NANOESSENCE

 

 

 

The Nanoessence is the forthcoming project investigating a comparison of atomic vibrations taking place between living and dead skin cells, when touched by a Atomic force Microscope (AFM) silicon nitride cantilever. The skin cells will be scanned by the AFM in contact and force spectroscopy mode to determine the topography and atomic vibration as the tip scans the cell.

Using the (AFM) in contact mode the cantilever is lowered to literally touch the surface of the skin cell. This mode explores the topographies gathering deflection data that is translated to produce a visual landscape. In the force spectroscopy mode the process can be imagined in the same way as the pulse is monitored by a doctor’s finger, it records the movement of the atoms surface membrane.

The project will examine at a sub cellular level a re-spatialisation within the human context. The space of the body is seen at an atomic level as having no boundaries.
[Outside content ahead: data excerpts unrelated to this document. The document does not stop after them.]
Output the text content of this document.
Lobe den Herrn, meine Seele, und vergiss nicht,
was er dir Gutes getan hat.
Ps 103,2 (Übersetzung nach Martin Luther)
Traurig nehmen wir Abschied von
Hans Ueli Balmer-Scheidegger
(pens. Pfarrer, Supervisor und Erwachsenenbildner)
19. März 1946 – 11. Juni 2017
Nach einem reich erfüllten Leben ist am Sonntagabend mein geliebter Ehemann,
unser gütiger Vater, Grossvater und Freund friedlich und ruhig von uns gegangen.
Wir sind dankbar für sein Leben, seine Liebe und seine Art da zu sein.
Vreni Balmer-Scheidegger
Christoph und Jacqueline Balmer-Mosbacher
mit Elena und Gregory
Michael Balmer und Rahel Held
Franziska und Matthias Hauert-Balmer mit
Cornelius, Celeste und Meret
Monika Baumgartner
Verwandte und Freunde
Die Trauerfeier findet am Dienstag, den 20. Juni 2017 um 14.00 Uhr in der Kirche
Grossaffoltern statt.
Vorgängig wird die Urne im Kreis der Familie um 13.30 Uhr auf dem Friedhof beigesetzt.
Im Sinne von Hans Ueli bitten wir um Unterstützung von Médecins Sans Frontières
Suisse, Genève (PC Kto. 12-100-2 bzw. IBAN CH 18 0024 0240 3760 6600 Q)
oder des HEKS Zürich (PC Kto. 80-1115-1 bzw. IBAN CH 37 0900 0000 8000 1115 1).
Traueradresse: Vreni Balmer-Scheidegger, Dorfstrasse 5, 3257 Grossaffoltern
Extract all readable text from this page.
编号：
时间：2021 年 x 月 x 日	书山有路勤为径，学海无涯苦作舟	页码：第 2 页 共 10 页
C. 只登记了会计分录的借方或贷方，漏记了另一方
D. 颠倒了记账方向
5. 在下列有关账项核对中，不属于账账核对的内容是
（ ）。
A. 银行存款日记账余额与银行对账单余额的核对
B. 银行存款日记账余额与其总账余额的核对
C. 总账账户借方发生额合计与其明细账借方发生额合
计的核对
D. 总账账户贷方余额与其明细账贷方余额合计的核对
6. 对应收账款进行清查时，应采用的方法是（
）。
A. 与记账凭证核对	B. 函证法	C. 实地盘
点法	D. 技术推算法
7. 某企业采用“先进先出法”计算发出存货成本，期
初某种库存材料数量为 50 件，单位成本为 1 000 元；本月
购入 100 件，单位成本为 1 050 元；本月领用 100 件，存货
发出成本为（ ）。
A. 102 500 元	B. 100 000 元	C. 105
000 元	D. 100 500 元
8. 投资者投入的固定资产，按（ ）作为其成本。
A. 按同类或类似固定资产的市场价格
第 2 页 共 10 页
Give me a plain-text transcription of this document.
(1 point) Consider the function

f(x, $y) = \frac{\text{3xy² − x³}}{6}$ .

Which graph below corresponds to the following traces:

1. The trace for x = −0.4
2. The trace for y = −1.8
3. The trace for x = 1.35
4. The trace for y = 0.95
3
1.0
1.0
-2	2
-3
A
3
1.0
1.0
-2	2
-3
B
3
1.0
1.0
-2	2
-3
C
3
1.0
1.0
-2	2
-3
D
The humanistic discourse is consumed by Nanotechnologies in fracturing the frailty of what constitutes living.The single cell in Nanoessence is analysed to examine the comparisons between the organism and the machine, between living and dead.

The comparative study is to be initially developed through a collaboration with SymbioticA Lab, University of Western Australia and the Nanochemistry Research Institute, (NRI) Curtin University of Technology.

The data from AFM will be analysed to do a comparative study of the difference that exist between living and dead skin cells by constructing two topographies that can be mapped to extract the difference in the data. The data difference that occurs at the Nano level will then be used to constructed a third generative topographical landscape. The installation will present three cellular terrains with the middle generative landscape presenting the essence of life or living.